3. If you want to read more, make sure you have books all over your life.
"I have an upstairs book and a downstairs book and a car book and a bathroom book and a bathtub book," says Giles. "I have books everywhere. You know, make them available to you. And pretty soon you'll pick one up and you'll start reading, and then there you go — you're a reader."
Giles and Banerjee stressed that you don't necessarily need a physical book — if your eyes are having trouble taking in books, try an audiobook! Or even use a program for text to speech. Banerjee says that Microsoft's Immersive Reader software works well, especially in reading aloud, translating words in the text that are in other languages, like Latin, and in making it possible for readers to highlight text in audio. She also says that Adobe Acrobat Pro and the standard Adobe Acrobat both have a helpful feature that allows her as a teacher to embed a spoken note in the text that the student is reading.
4. Break it down with this 4-part reading strategy
We have some useful strategies from Banerjee that are rooted in neuroscience that I think can help all of us. Think of it like a little Russian nesting doll of advice for how to read:
- Pre-reading: Evaluate how much time you have and how much you want to read.
- Gist reading: Skim everything you've got and get a sense for it. I remember my mom taught me this smart trick about skimming, which is look out for numbers and bolded words, any titles and sort of move your eyes over the page.
- Strategic reading: Strategic reading is all about finding the meaning in what you just read. Basically, you read slower and focus on keeping that information in your brain.
- Review reading: This final step, Banerjee says, is a little more for the classroom than it is for just sitting down and reading your novel, but it's where you go over everything you read to make sure it's all there in your brain.
So these four steps: Pre-reading, gist reading, strategic reading and review reading are the way to get those words from the page to stick in your head. But Banerjee recommends that you can be flexible with these steps depending on what you've got on your plate.
Bonus Tip — Change word spacing
Banerjee highly recommends that anyone struggling to read check out the work of Matthew H. Schneps. "He's done some very fascinating studies which show that if you reduce the number of words in a sentence and add more white space between words those who are different couldn't read before can actually read," Banerjee says.
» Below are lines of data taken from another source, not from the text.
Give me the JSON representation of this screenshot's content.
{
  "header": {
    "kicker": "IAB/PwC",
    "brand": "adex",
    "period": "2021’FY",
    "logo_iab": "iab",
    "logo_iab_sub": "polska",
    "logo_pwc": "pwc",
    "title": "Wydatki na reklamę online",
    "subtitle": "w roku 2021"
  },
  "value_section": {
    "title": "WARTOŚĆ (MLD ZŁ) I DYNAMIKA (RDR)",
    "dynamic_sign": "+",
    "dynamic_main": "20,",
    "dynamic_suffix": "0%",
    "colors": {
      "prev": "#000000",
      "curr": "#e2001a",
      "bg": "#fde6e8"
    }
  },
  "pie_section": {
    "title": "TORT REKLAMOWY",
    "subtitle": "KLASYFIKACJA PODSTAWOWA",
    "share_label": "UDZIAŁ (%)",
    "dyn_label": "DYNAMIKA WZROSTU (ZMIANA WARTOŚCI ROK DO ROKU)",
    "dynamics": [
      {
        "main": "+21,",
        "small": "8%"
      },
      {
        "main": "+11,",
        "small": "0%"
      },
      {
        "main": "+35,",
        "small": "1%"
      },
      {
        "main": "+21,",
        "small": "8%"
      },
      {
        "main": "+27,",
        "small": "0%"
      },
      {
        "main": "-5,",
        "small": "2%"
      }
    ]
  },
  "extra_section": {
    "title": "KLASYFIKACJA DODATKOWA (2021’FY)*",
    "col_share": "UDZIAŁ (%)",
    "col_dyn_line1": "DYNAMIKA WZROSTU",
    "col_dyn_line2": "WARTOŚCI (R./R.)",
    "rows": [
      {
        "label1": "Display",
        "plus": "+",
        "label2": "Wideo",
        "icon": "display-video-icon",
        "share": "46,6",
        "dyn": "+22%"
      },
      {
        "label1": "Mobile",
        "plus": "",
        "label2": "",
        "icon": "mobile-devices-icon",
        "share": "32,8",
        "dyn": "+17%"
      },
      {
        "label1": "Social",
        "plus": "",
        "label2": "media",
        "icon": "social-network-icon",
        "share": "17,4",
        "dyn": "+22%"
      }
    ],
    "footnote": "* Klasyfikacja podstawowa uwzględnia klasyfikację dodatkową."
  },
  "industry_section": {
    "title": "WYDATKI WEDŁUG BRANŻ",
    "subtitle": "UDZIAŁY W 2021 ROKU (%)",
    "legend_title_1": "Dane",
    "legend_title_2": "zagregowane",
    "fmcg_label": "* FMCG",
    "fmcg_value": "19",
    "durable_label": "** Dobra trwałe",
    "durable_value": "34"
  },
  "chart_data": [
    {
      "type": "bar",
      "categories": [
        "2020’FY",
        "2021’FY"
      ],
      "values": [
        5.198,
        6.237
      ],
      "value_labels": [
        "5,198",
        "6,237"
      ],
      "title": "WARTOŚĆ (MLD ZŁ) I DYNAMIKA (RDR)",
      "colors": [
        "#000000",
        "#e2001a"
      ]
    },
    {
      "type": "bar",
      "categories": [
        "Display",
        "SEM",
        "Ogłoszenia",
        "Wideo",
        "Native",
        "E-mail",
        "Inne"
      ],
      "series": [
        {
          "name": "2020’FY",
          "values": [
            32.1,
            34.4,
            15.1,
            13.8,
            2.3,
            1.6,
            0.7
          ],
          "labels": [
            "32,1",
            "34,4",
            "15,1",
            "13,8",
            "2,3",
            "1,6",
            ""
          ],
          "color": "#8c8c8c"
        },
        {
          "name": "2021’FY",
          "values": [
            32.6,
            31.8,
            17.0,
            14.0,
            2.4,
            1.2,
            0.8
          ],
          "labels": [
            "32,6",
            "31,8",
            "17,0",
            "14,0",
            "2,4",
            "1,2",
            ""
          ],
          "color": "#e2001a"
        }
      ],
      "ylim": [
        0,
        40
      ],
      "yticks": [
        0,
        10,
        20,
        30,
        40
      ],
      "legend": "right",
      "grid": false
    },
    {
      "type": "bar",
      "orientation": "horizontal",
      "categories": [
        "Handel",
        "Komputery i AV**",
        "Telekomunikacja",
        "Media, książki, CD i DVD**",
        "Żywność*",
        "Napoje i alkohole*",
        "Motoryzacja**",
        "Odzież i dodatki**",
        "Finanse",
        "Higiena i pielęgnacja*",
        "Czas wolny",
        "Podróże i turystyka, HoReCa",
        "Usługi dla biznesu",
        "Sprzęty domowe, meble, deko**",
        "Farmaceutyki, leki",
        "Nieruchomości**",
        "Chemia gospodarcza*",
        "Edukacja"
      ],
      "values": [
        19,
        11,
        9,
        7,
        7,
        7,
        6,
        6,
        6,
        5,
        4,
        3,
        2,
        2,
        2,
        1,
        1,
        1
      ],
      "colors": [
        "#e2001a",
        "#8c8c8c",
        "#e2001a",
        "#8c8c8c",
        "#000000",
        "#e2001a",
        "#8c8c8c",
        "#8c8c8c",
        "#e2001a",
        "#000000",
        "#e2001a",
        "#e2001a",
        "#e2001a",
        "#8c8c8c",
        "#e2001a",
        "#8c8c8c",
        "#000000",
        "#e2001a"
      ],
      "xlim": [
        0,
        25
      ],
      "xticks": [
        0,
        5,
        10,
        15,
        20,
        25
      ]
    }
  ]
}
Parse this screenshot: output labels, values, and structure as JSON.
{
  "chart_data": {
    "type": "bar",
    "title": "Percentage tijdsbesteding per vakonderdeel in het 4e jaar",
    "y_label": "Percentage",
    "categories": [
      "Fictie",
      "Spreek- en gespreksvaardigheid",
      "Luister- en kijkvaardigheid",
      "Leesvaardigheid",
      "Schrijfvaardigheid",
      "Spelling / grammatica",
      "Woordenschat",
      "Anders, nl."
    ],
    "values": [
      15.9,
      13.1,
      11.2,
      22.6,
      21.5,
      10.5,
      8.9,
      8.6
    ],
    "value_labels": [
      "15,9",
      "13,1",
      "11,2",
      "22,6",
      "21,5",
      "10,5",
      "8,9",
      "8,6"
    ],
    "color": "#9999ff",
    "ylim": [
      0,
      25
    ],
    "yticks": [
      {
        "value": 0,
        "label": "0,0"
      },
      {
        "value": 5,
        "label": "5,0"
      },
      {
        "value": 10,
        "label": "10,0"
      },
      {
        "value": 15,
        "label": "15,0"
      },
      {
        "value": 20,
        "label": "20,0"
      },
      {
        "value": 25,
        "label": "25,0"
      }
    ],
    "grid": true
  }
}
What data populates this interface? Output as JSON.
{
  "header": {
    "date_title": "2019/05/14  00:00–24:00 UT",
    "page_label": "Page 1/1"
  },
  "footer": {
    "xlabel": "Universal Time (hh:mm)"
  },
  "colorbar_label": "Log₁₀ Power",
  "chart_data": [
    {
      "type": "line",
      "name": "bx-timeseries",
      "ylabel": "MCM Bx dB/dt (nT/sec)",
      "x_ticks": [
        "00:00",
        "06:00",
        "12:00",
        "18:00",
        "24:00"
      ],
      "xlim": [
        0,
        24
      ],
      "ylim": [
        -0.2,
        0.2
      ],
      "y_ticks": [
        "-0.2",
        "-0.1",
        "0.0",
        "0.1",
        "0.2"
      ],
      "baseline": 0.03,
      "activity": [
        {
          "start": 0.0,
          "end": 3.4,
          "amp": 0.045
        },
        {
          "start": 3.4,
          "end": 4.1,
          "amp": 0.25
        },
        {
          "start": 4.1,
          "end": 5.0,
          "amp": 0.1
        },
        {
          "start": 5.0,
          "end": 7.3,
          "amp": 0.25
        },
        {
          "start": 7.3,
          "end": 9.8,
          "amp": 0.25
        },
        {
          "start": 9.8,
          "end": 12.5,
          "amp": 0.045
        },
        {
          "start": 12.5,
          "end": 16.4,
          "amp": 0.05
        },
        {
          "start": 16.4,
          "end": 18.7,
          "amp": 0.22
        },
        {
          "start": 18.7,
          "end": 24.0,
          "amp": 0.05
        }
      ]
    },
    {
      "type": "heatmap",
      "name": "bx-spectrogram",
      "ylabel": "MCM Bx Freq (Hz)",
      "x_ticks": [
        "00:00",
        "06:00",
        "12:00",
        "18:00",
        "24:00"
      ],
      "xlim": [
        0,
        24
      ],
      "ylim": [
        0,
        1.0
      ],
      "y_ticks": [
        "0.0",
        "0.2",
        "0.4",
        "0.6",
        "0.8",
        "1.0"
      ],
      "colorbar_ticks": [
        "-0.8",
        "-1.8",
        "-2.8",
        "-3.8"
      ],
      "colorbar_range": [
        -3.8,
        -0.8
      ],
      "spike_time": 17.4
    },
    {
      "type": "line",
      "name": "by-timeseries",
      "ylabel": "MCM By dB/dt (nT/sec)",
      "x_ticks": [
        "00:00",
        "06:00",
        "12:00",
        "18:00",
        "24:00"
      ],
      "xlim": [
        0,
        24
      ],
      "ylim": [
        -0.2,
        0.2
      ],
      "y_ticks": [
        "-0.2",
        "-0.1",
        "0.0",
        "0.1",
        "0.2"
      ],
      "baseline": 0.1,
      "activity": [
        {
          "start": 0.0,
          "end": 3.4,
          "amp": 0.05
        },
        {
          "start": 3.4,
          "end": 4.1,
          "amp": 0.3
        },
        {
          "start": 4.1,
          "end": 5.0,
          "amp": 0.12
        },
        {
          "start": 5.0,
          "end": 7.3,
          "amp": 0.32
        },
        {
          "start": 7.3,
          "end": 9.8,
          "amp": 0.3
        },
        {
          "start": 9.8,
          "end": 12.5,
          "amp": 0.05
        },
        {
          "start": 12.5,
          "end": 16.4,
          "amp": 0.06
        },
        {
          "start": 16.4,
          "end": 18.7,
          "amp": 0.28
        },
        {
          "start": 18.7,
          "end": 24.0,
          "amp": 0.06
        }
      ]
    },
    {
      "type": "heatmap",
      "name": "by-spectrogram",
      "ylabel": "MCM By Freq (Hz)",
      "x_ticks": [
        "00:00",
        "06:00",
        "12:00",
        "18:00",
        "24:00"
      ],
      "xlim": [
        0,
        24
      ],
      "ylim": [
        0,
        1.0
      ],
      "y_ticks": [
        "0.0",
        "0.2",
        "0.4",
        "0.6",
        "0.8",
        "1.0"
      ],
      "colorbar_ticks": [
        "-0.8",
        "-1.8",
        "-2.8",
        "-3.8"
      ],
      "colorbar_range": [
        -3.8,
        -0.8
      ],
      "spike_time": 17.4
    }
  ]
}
If this seems interesting, be sure to click around here and here to learn more about this research and the ways in which it could help you.
Where to find books these days?
Many of the physical places you'd normally borrow or buy books are closed right now, but there are still ways to access new reading material. Try checking out an audiobook or e-book from your local library using one of these apps: Libby, OverDrive or Hoopla. Many local bookstores are allowing pick-up or delivery for book purchases, and you can still order books from online retailers.